The stuck McSCs, the researchers found, ceased their regenerative behaviour as they were no longer exposed to much WNT signalling and hence their ability to produce pigment in new hair follicles, which continued to grow.
By contrast, other McSCs that continued to move back and forth between the follicle bulge and hair germ retained their ability to regenerate as McSCs, mature into melanocytes, and produce pigment over the entire study period of two years.

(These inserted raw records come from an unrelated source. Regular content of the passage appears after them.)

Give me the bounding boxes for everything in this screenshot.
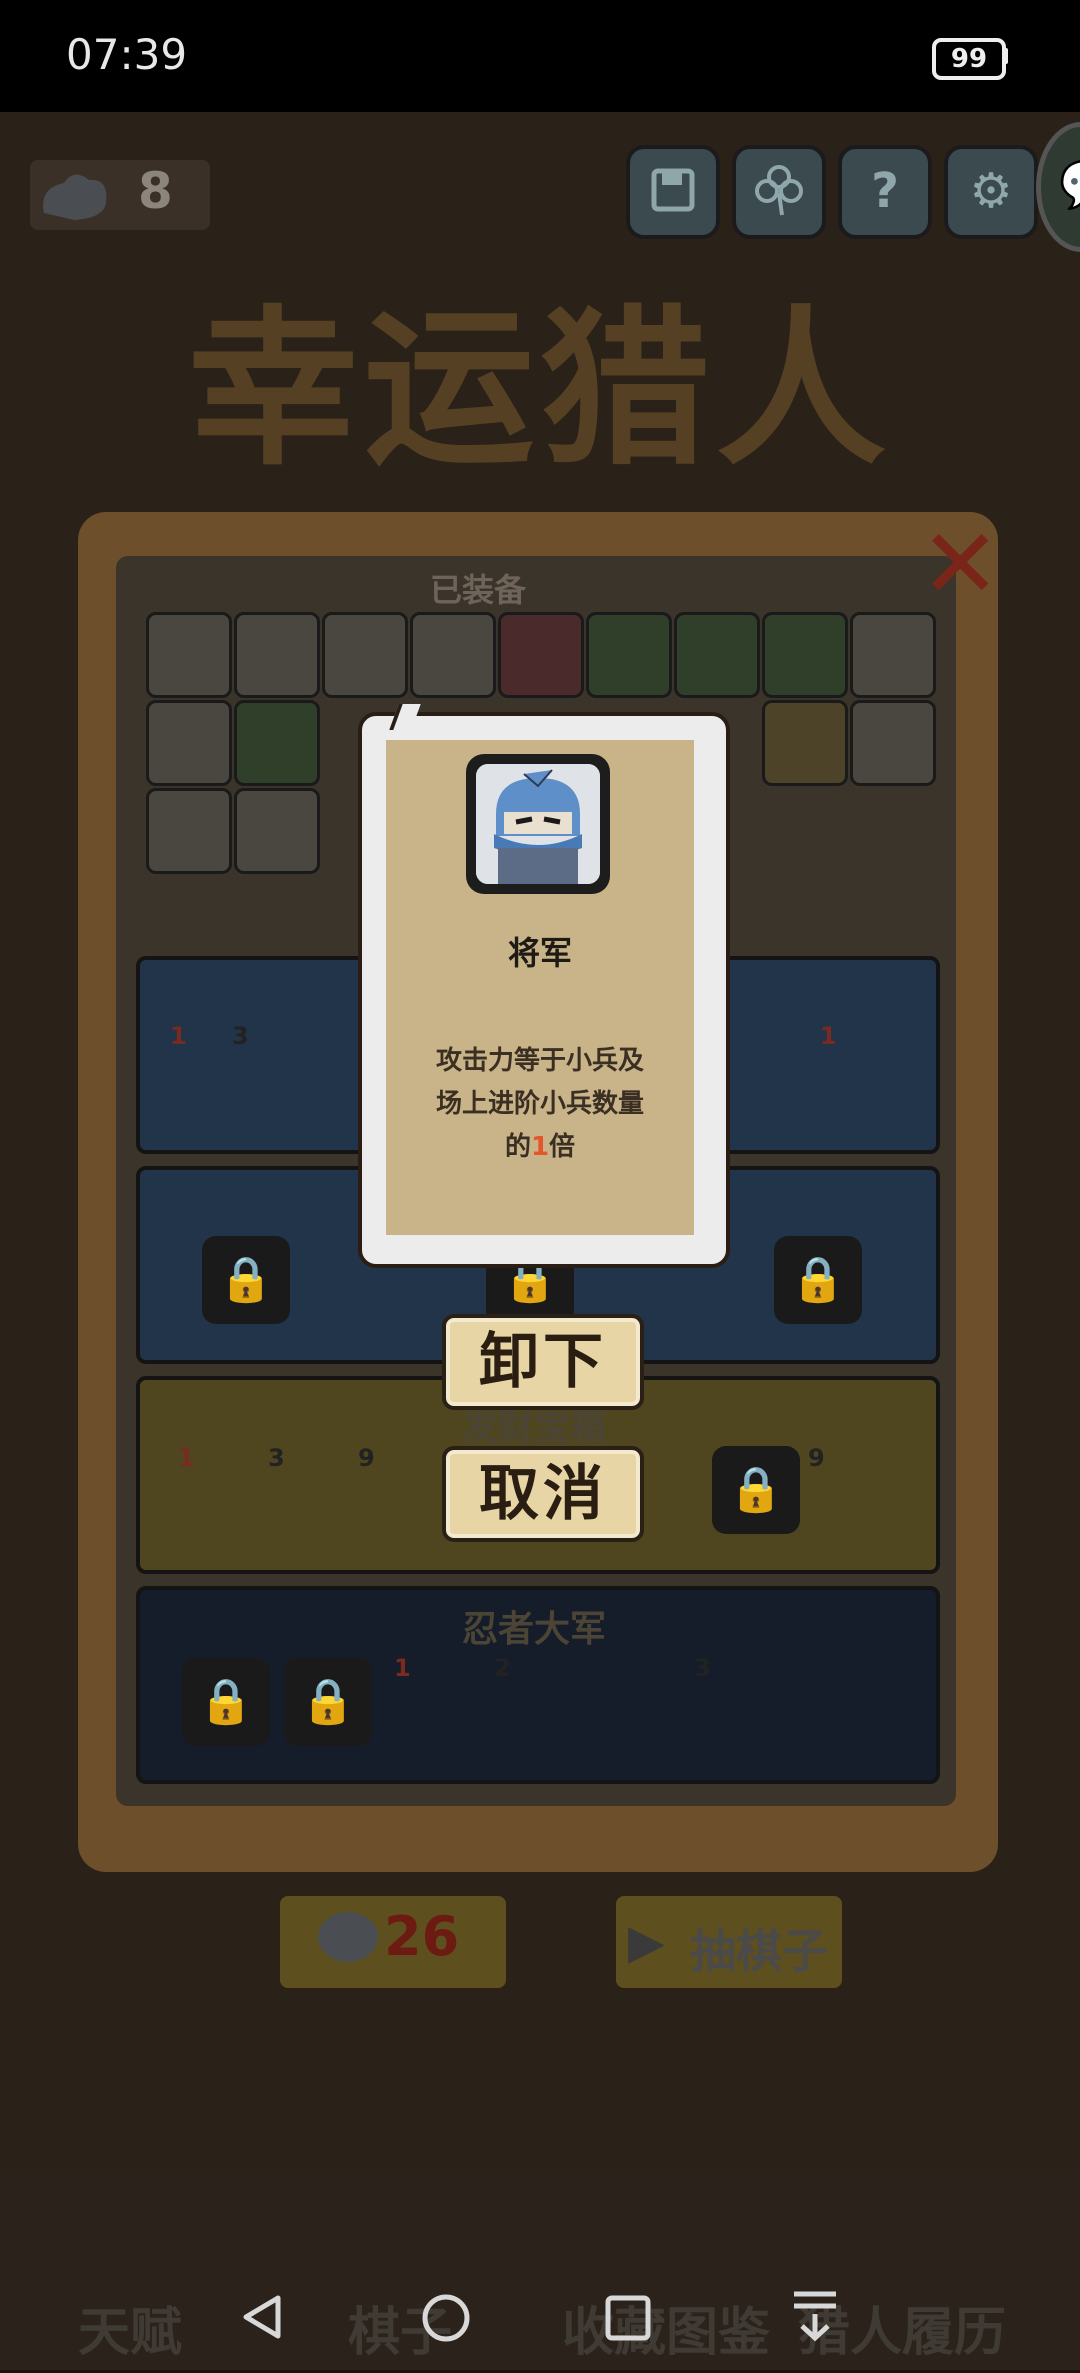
gems-button-count: 26 [384,1905,460,1968]
equipped-slot[interactable] [146,700,232,786]
equipped-slot[interactable] [146,788,232,874]
close-icon[interactable]: ✕ [920,508,1000,620]
badge: 3 [694,1654,711,1682]
equipped-slot[interactable] [762,700,848,786]
recents-icon[interactable] [604,2294,652,2342]
lock-icon: 🔒 [712,1446,800,1534]
game-title-art: 幸运猎人 [187,291,892,489]
battery-indicator: 99 [932,38,1006,80]
gear-icon: ⚙ [969,163,1013,219]
desc-line-2: 场上进阶小兵数量 [435,1089,644,1119]
equipped-slot[interactable] [234,612,320,698]
video-play-icon: ▶ [628,1914,665,1970]
lock-icon: 🔒 [774,1236,862,1324]
lock-icon: 🔒 [284,1658,372,1746]
badge: 2 [494,1654,511,1682]
modal-tail-bottom [560,1252,600,1262]
equipped-slot[interactable] [498,612,584,698]
set-title-ninja: 忍者大军 [461,1609,606,1650]
equipped-slot[interactable] [410,612,496,698]
general-piece-icon [476,764,600,884]
clover-button[interactable] [732,145,826,239]
piece-description: 攻击力等于小兵及 场上进阶小兵数量 的1倍 [410,1040,670,1169]
lock-icon: 🔒 [202,1236,290,1324]
desc-line-3: 的1倍 [410,1126,670,1169]
nav-talent[interactable]: 天赋 [78,2290,182,2365]
menu-icon[interactable] [790,2288,840,2344]
badge: 1 [820,1022,837,1050]
equipped-slot[interactable] [322,612,408,698]
draw-piece-label: 抽棋子 [690,1924,828,1978]
help-icon: ? [871,163,899,219]
lock-icon: 🔒 [182,1658,270,1746]
status-time: 07:39 [66,30,188,79]
desc-suffix: 倍 [549,1132,576,1162]
equipped-slot[interactable] [674,612,760,698]
home-icon[interactable] [420,2292,472,2344]
badge: 1 [170,1022,187,1050]
nav-collection[interactable]: 收藏图鉴 [562,2290,770,2365]
desc-prefix: 的 [504,1132,531,1162]
equipped-slot[interactable] [762,612,848,698]
save-icon [651,168,695,212]
gem-icon [318,1912,378,1962]
cancel-button[interactable]: 取消 [442,1446,644,1542]
clover-icon [755,165,803,216]
badge: 1 [394,1654,411,1682]
chat-icon: 💬 [1059,157,1080,212]
equipped-slot[interactable] [850,612,936,698]
equipped-slot[interactable] [850,700,936,786]
equipped-label: 已装备 [430,571,527,609]
badge: 3 [268,1444,285,1472]
desc-line-1: 攻击力等于小兵及 [435,1046,644,1076]
gem-icon [43,174,107,220]
save-button[interactable] [626,145,720,239]
equipped-slot[interactable] [234,788,320,874]
piece-name: 将军 [507,934,572,972]
gem-count: 8 [138,162,173,220]
help-button[interactable]: ? [838,145,932,239]
badge: 1 [178,1444,195,1472]
badge: 3 [232,1022,249,1050]
equipped-slot[interactable] [586,612,672,698]
equipped-slot[interactable] [234,700,320,786]
equipped-slot[interactable] [146,612,232,698]
badge: 9 [358,1444,375,1472]
badge: 9 [808,1444,825,1472]
settings-button[interactable]: ⚙ [944,145,1038,239]
desc-multiplier: 1 [530,1132,550,1162]
battery-tip [1003,48,1008,64]
unequip-button[interactable]: 卸下 [442,1314,644,1410]
back-icon[interactable] [238,2292,288,2342]
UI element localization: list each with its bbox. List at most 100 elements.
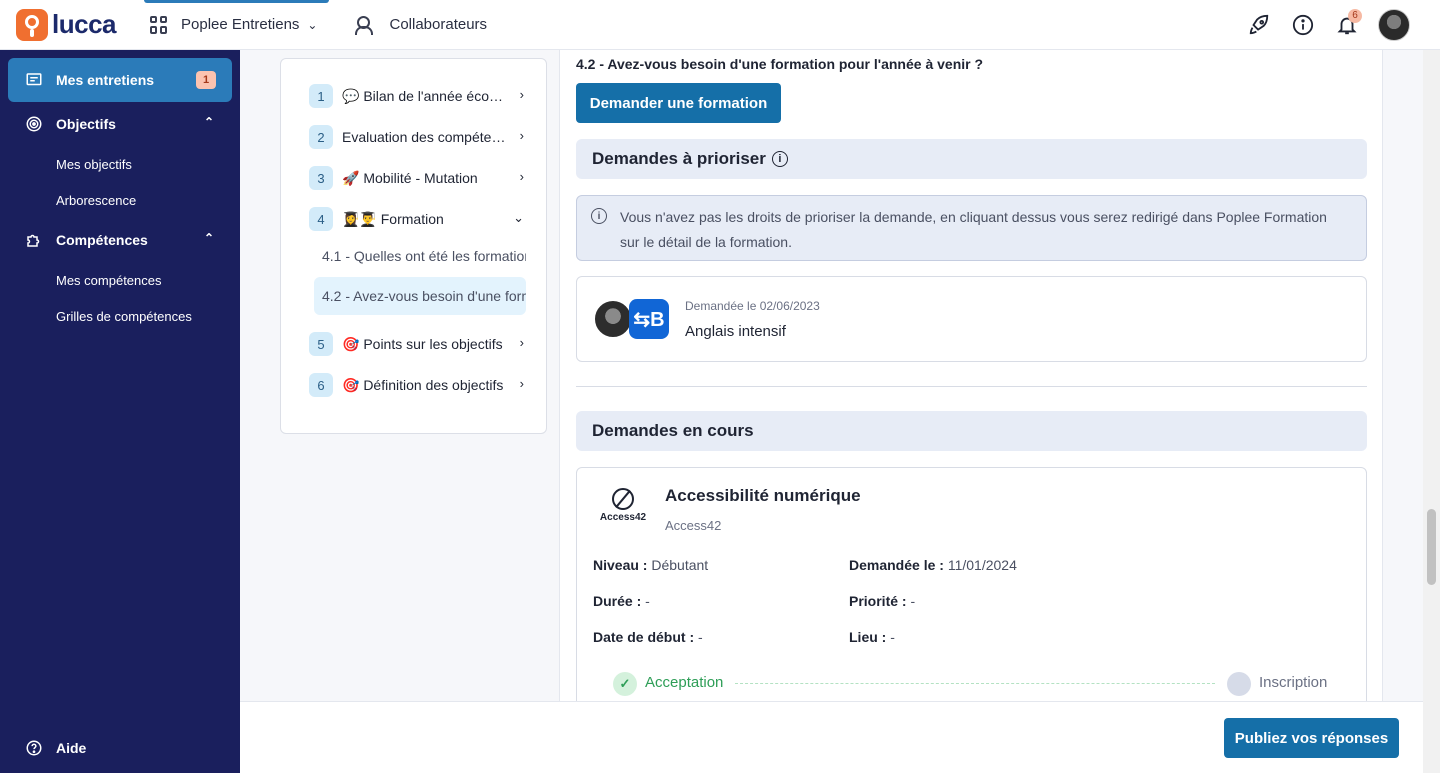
- prioritize-section-header: Demandes à prioriser i: [576, 139, 1367, 179]
- info-callout: i Vous n'avez pas les droits de priorise…: [576, 195, 1367, 261]
- lucca-logo-icon: [16, 8, 48, 41]
- field-priorite: Priorité : -: [849, 593, 915, 609]
- question-title: 4.2 - Avez-vous besoin d'une formation p…: [576, 56, 984, 72]
- puzzle-icon: [24, 230, 44, 250]
- help-icon: [24, 738, 44, 758]
- field-label: Niveau :: [593, 557, 648, 573]
- toc-item-label: 🚀 Mobilité - Mutation: [342, 169, 478, 186]
- progress-steps: ✓ Acceptation Inscription: [613, 672, 1333, 696]
- callout-text: Vous n'avez pas les droits de prioriser …: [620, 209, 1327, 250]
- field-value: 11/01/2024: [947, 557, 1017, 573]
- sidebar-item-mes-competences[interactable]: Mes compétences: [56, 273, 162, 288]
- toc-item-label: 💬 Bilan de l'année écoulée: [342, 87, 507, 104]
- field-value: -: [698, 629, 703, 645]
- field-label: Priorité :: [849, 593, 907, 609]
- chevron-down-icon: ⌄: [513, 210, 524, 225]
- chevron-up-icon: ⌃: [203, 115, 214, 129]
- sidebar: Mes entretiens 1 Objectifs ⌃ Mes objecti…: [0, 50, 240, 773]
- collaborators-label: Collaborateurs: [389, 16, 488, 33]
- toc-item-label: 👩‍🎓👨‍🎓 Formation: [342, 210, 444, 227]
- toc-item-4[interactable]: 4 👩‍🎓👨‍🎓 Formation ⌄: [309, 207, 524, 231]
- logo-text: lucca: [52, 9, 117, 39]
- app-switcher[interactable]: Poplee Entretiens ⌄: [144, 0, 330, 50]
- chevron-right-icon: ›: [519, 376, 524, 391]
- step-number: 3: [309, 166, 333, 190]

“It is the loss of chameleon-like function in melanocyte stem cells that may be responsible for greying and loss of hair colour,” said study senior investigator Mayumi Ito, PhD, a professor in the Ronald O. Perelman Department of Dermatology and the Department of Cell Biology at NYU Langone Health.
“These findings suggest that melanocyte stem cell motility and reversible differentiation are key to keeping hair healthy and coloured,” said Ito, a professor in the Department of Cell Biology at NYU Langone.
It says the team has plans to investigate means of restoring the motility of McSCs or of physically moving them back to their germ compartment, where they can produce pigment.